Simon Kollross

Simon Kollross

Software developer, blogger, elegant code enthusiast.

Casing of acronyms in PHP and case-sensitive Git on macOS

Some weeks ago I started a Twitter survey to find out how PHP developers handle capitalization of acronyms in class names. 60 % of the participants voted for using strict camelCase in class names to avoid messy names like RESTAPIService.

As a result of this, I wanted to apply this convention to my own projects. So I had to rename classes like UserDTO to UserDto and apply this to namespaces as well.

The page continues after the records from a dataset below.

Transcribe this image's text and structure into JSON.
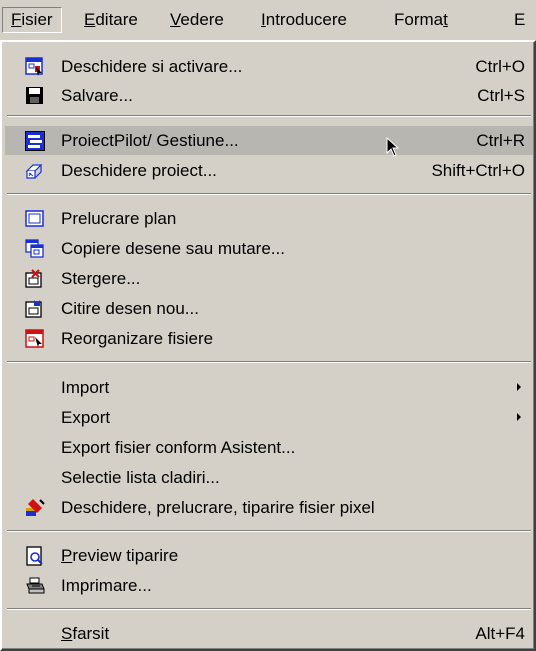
{
  "menubar": {
    "items": [
      {
        "label": "Fisier",
        "u": "F"
      },
      {
        "label": "Editare",
        "u": "E"
      },
      {
        "label": "Vedere",
        "u": "V"
      },
      {
        "label": "Introducere",
        "u": "I"
      },
      {
        "label": "Format",
        "u": "t"
      },
      {
        "label": "E"
      }
    ]
  },
  "menu": {
    "items": [
      {
        "label": "Deschidere si activare...",
        "shortcut": "Ctrl+O",
        "icon": "open-activate-icon"
      },
      {
        "label": "Salvare...",
        "shortcut": "Ctrl+S",
        "icon": "floppy-disk-icon"
      },
      {
        "label": "ProiectPilot/ Gestiune...",
        "shortcut": "Ctrl+R",
        "icon": "project-pilot-icon",
        "highlighted": true
      },
      {
        "label": "Deschidere proiect...",
        "shortcut": "Shift+Ctrl+O",
        "icon": "open-project-icon"
      },
      {
        "label": "Prelucrare plan",
        "icon": "edit-plan-icon"
      },
      {
        "label": "Copiere desene sau mutare...",
        "icon": "copy-drawings-icon"
      },
      {
        "label": "Stergere...",
        "icon": "delete-drawing-icon"
      },
      {
        "label": "Citire desen nou...",
        "icon": "read-drawing-icon"
      },
      {
        "label": "Reorganizare fisiere",
        "icon": "reorganize-files-icon"
      },
      {
        "label": "Import",
        "submenu": true
      },
      {
        "label": "Export",
        "submenu": true
      },
      {
        "label": "Export fisier conform Asistent..."
      },
      {
        "label": "Selectie lista cladiri..."
      },
      {
        "label": "Deschidere, prelucrare, tiparire fisier pixel",
        "icon": "pixel-file-icon"
      },
      {
        "label": "Preview tiparire",
        "icon": "print-preview-icon",
        "u": "P"
      },
      {
        "label": "Imprimare...",
        "icon": "printer-icon"
      },
      {
        "label": "Sfarsit",
        "shortcut": "Alt+F4",
        "u": "S"
      }
    ]
  },
  "colors": {
    "menu_bg": "#d4d0c8",
    "highlight_bg": "#b8b6b1",
    "icon_blue": "#1a2fd0",
    "icon_red": "#d01010"
  }
}
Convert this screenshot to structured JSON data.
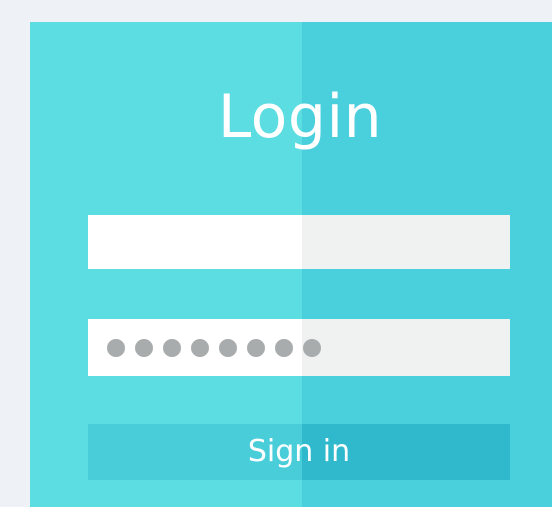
{
  "login": {
    "title": "Login",
    "username": {
      "value": ""
    },
    "password": {
      "masked_length": 8
    },
    "submit_label": "Sign in"
  }
}
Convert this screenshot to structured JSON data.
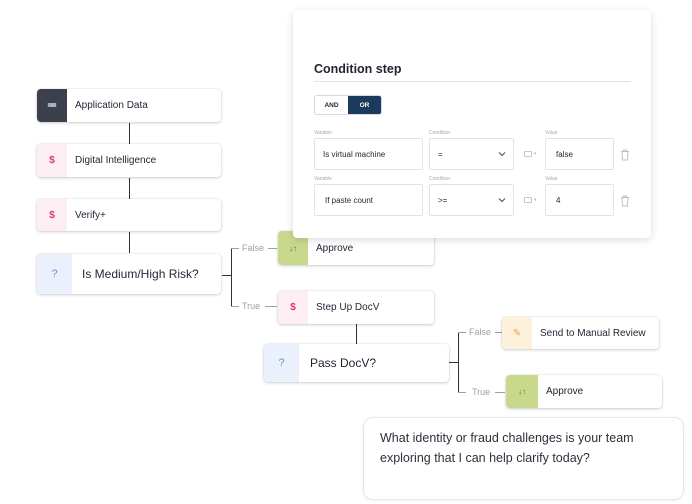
{
  "workflow": {
    "nodes": {
      "application_data": {
        "label": "Application Data",
        "icon": "list-icon",
        "glyph": "≔"
      },
      "digital_intelligence": {
        "label": "Digital Intelligence",
        "icon": "dollar-icon",
        "glyph": "$"
      },
      "verify_plus": {
        "label": "Verify+",
        "icon": "dollar-icon",
        "glyph": "$"
      },
      "is_medium_high_risk": {
        "label": "Is Medium/High Risk?",
        "icon": "question-icon",
        "glyph": "?"
      },
      "approve_1": {
        "label": "Approve",
        "icon": "sort-arrows-icon",
        "glyph": "↓↑"
      },
      "step_up_docv": {
        "label": "Step Up DocV",
        "icon": "dollar-icon",
        "glyph": "$"
      },
      "pass_docv": {
        "label": "Pass DocV?",
        "icon": "question-icon",
        "glyph": "?"
      },
      "send_manual_review": {
        "label": "Send to Manual Review",
        "icon": "pencil-icon",
        "glyph": "✎"
      },
      "approve_2": {
        "label": "Approve",
        "icon": "sort-arrows-icon",
        "glyph": "↓↑"
      }
    },
    "branches": {
      "false_1": "False",
      "true_1": "True",
      "false_2": "False",
      "true_2": "True"
    }
  },
  "condition_panel": {
    "title": "Condition step",
    "toggle": {
      "and": "AND",
      "or": "OR",
      "selected": "OR"
    },
    "rows": [
      {
        "variable_label": "Variable",
        "condition_label": "Condition",
        "value_label": "Value",
        "variable": "Is virtual machine",
        "condition": "=",
        "value": "false"
      },
      {
        "variable_label": "Variable",
        "condition_label": "Condition",
        "value_label": "Value",
        "variable": "If paste count",
        "condition": ">=",
        "value": "4"
      }
    ]
  },
  "chat": {
    "message": "What identity or fraud challenges is your team exploring that I can help clarify today?"
  },
  "colors": {
    "accent_dark": "#1b3a5c",
    "money_pink": "#e8336b",
    "question_blue": "#6a8fd4",
    "approve_green": "#c8d98e",
    "review_cream": "#fdf1dc"
  }
}
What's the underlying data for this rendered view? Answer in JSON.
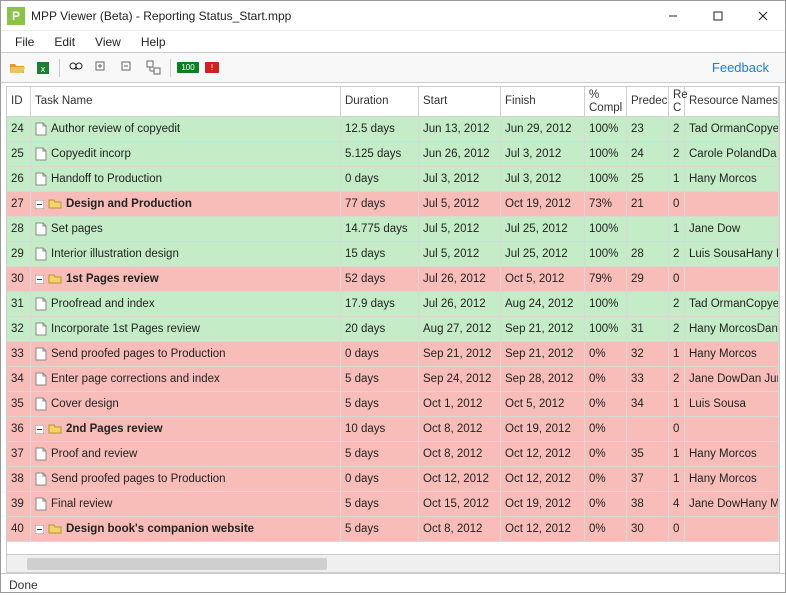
{
  "title": "MPP Viewer (Beta) - Reporting Status_Start.mpp",
  "menu": {
    "file": "File",
    "edit": "Edit",
    "view": "View",
    "help": "Help"
  },
  "toolbar": {
    "feedback": "Feedback",
    "highlight_100": "100",
    "highlight_red": "!"
  },
  "status": "Done",
  "headers": {
    "id": "ID",
    "task": "Task Name",
    "duration": "Duration",
    "start": "Start",
    "finish": "Finish",
    "pct": "% Compl",
    "pred": "Predec",
    "rc": "Re C",
    "res": "Resource Names"
  },
  "rows": [
    {
      "id": "24",
      "name": "Author review of copyedit",
      "duration": "12.5 days",
      "start": "Jun 13, 2012",
      "finish": "Jun 29, 2012",
      "pct": "100%",
      "pred": "23",
      "rc": "2",
      "res": "Tad OrmanCopye",
      "color": "green",
      "type": "leaf",
      "indent": 1
    },
    {
      "id": "25",
      "name": "Copyedit incorp",
      "duration": "5.125 days",
      "start": "Jun 26, 2012",
      "finish": "Jul 3, 2012",
      "pct": "100%",
      "pred": "24",
      "rc": "2",
      "res": "Carole PolandDa",
      "color": "green",
      "type": "leaf",
      "indent": 1
    },
    {
      "id": "26",
      "name": "Handoff to Production",
      "duration": "0 days",
      "start": "Jul 3, 2012",
      "finish": "Jul 3, 2012",
      "pct": "100%",
      "pred": "25",
      "rc": "1",
      "res": "Hany Morcos",
      "color": "green",
      "type": "leaf",
      "indent": 1
    },
    {
      "id": "27",
      "name": "Design and Production",
      "duration": "77 days",
      "start": "Jul 5, 2012",
      "finish": "Oct 19, 2012",
      "pct": "73%",
      "pred": "21",
      "rc": "0",
      "res": "",
      "color": "red",
      "type": "parent",
      "indent": 0
    },
    {
      "id": "28",
      "name": "Set pages",
      "duration": "14.775 days",
      "start": "Jul 5, 2012",
      "finish": "Jul 25, 2012",
      "pct": "100%",
      "pred": "",
      "rc": "1",
      "res": "Jane Dow",
      "color": "green",
      "type": "leaf",
      "indent": 1
    },
    {
      "id": "29",
      "name": "Interior illustration design",
      "duration": "15 days",
      "start": "Jul 5, 2012",
      "finish": "Jul 25, 2012",
      "pct": "100%",
      "pred": "28",
      "rc": "2",
      "res": "Luis SousaHany M",
      "color": "green",
      "type": "leaf",
      "indent": 1
    },
    {
      "id": "30",
      "name": "1st Pages review",
      "duration": "52 days",
      "start": "Jul 26, 2012",
      "finish": "Oct 5, 2012",
      "pct": "79%",
      "pred": "29",
      "rc": "0",
      "res": "",
      "color": "red",
      "type": "parent",
      "indent": 1
    },
    {
      "id": "31",
      "name": "Proofread and index",
      "duration": "17.9 days",
      "start": "Jul 26, 2012",
      "finish": "Aug 24, 2012",
      "pct": "100%",
      "pred": "",
      "rc": "2",
      "res": "Tad OrmanCopye",
      "color": "green",
      "type": "leaf",
      "indent": 2
    },
    {
      "id": "32",
      "name": "Incorporate 1st Pages review",
      "duration": "20 days",
      "start": "Aug 27, 2012",
      "finish": "Sep 21, 2012",
      "pct": "100%",
      "pred": "31",
      "rc": "2",
      "res": "Hany MorcosDan",
      "color": "green",
      "type": "leaf",
      "indent": 2
    },
    {
      "id": "33",
      "name": "Send proofed pages to Production",
      "duration": "0 days",
      "start": "Sep 21, 2012",
      "finish": "Sep 21, 2012",
      "pct": "0%",
      "pred": "32",
      "rc": "1",
      "res": "Hany Morcos",
      "color": "red",
      "type": "leaf",
      "indent": 2
    },
    {
      "id": "34",
      "name": "Enter page corrections and index",
      "duration": "5 days",
      "start": "Sep 24, 2012",
      "finish": "Sep 28, 2012",
      "pct": "0%",
      "pred": "33",
      "rc": "2",
      "res": "Jane DowDan Jum",
      "color": "red",
      "type": "leaf",
      "indent": 2
    },
    {
      "id": "35",
      "name": "Cover design",
      "duration": "5 days",
      "start": "Oct 1, 2012",
      "finish": "Oct 5, 2012",
      "pct": "0%",
      "pred": "34",
      "rc": "1",
      "res": "Luis Sousa",
      "color": "red",
      "type": "leaf",
      "indent": 2
    },
    {
      "id": "36",
      "name": "2nd Pages review",
      "duration": "10 days",
      "start": "Oct 8, 2012",
      "finish": "Oct 19, 2012",
      "pct": "0%",
      "pred": "",
      "rc": "0",
      "res": "",
      "color": "red",
      "type": "parent",
      "indent": 1
    },
    {
      "id": "37",
      "name": "Proof and review",
      "duration": "5 days",
      "start": "Oct 8, 2012",
      "finish": "Oct 12, 2012",
      "pct": "0%",
      "pred": "35",
      "rc": "1",
      "res": "Hany Morcos",
      "color": "red",
      "type": "leaf",
      "indent": 2
    },
    {
      "id": "38",
      "name": "Send proofed pages to Production",
      "duration": "0 days",
      "start": "Oct 12, 2012",
      "finish": "Oct 12, 2012",
      "pct": "0%",
      "pred": "37",
      "rc": "1",
      "res": "Hany Morcos",
      "color": "red",
      "type": "leaf",
      "indent": 2
    },
    {
      "id": "39",
      "name": "Final review",
      "duration": "5 days",
      "start": "Oct 15, 2012",
      "finish": "Oct 19, 2012",
      "pct": "0%",
      "pred": "38",
      "rc": "4",
      "res": "Jane DowHany Mo",
      "color": "red",
      "type": "leaf",
      "indent": 2
    },
    {
      "id": "40",
      "name": "Design book's companion website",
      "duration": "5 days",
      "start": "Oct 8, 2012",
      "finish": "Oct 12, 2012",
      "pct": "0%",
      "pred": "30",
      "rc": "0",
      "res": "",
      "color": "red",
      "type": "parent",
      "indent": 1
    }
  ]
}
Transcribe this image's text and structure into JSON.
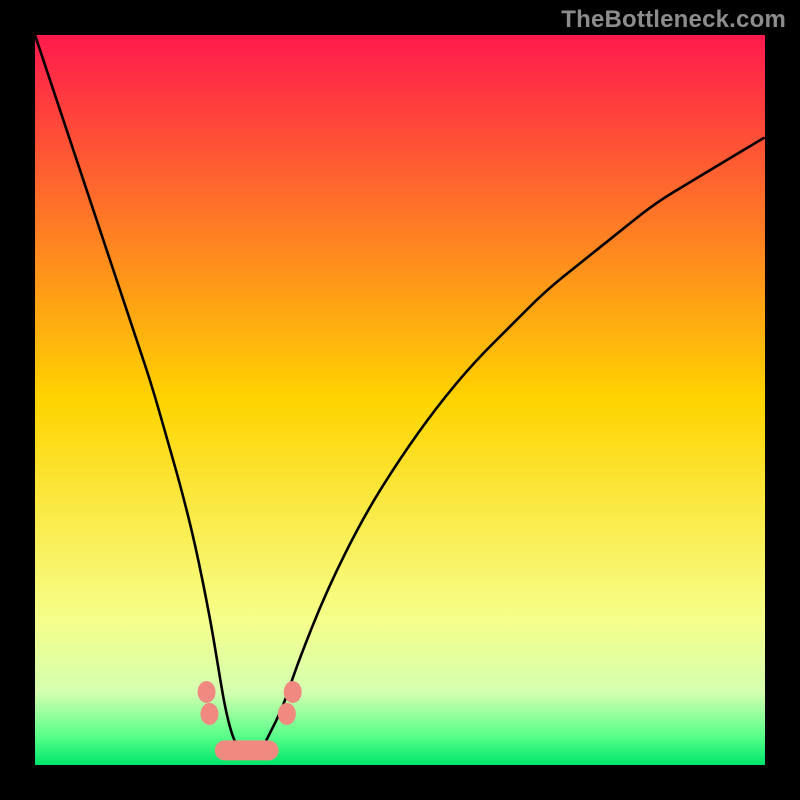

I started renaming files and folders and I was surprised: Git didn't recognize the new filenames. Since I'm working on a MacBook with the latest macOS Mojave, I'm using the APFS file system, which is case-insensitive by default. Therefore, Git has no chance to detect if the filename has changed. In addition, this might become a real problem in usually case-sensitive file systems of Linux-based production environments, like a Laravel Forge provisioned server. The autoloader could fail to load classes, e.g. if we use UserDTO as class name that is stored in UserDto.php by accident. It won't fail in our local environment, but it will break our app in production.

I found out that you could use commands such as git mv to tell Git explicitly about the renamed files, which is a bit tedious if you have a lot of files to rename. To avoid that and to mimic production environments as close as possible, I created a new volume on my MacBook using a case-sensitive file system. As a result of this, Git picks up casing changes in filenames automatically and errors bubble up before breaking production environments.

  1. Open macOS "Disk Utility"
  2. Right click on "Macintosh HD" and choose "Add APFS volume..."
  3. Choose a name (e.g. Code) and format as "APFS (case-sensitive)"
  4. Click "Add"
  5. Copy your project to the newly created volume located at /Volumes/Code
  6. Open the project folder in Terminal and run git config --unset core.ignorecase to tell Git we're on a case-sensitive file system now
  7. Rename files and commit

If you git clone or git init a repository on your new case-sensitive volume, you don't have to run the git config command. Git will detect the file system automatically.